Bruno Le Maire, antigo ministro das Finanças francês, defendeu criar um núcleo duro de seis países para sustentar a ação europeia. A ideia foi apresentada à Euronews, à margem da cimeira do G7 em Évian, França. O foco está em reforçar a União em resposta a ameaças externas.
Segundo o ex-governante, a Europa deve caminhar com menos estados constituintes, privilegiando uma coligação de seis economias centrais. França, Alemanha, Itália, Espanha, Polónia e Países Baixos formariam esse núcleo para debater temas desde a defesa até a energia nuclear.
Le Maire apontou que a UE enfrenta pressão externa, com a Administração norte‑americana a usar tarifas e exigências regulatórias para pressionar Bruxelas. A resistência a esse tipo de chantagem exige unidade entre os membros mais fortes.
A proposta surge num momento de debates sobre eficiência decisória na UE. O objetivo é evitar bloqueios frequentes por unanimidade e acelerar decisões em áreas estratégicas, especialmente em parceria com aliados da defesa e da economia.
A ideia de uma aliança de seis não é inédita.
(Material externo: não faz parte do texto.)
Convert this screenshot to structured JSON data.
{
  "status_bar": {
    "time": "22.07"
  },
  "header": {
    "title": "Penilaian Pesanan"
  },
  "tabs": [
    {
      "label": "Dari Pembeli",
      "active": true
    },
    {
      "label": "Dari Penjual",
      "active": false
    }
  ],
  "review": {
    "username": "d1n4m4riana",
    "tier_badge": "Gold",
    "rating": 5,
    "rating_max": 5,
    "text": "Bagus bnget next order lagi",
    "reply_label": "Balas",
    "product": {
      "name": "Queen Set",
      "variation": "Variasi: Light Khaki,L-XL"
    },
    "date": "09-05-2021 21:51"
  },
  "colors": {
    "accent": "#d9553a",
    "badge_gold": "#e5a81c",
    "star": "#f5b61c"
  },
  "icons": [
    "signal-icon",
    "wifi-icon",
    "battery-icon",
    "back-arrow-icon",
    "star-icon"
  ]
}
Em início de ano, ministros das Finanças dos mesmos seis países criaram a coligação E6, defendendo ação rápida em quatro áreas: defesa, cadeias de abastecimento, União da Poupança e do Investimento, e o reforço do euro.
O E6 já acionou a busca por vias para dinamizar a integração financeira europeia. Em maio, a coligação enviou uma carta conjunta para acelerar a União dos Mercados de Capitais, numa tentativa de desbloquear acordos em Bruxelas.
Entre as metas, está a criação de um mercado de capitais único que beneficie empresas, investidores e consumidores em todos os Estados‑Membros, reduzindo entraves políticos que atrasam decisões importantes.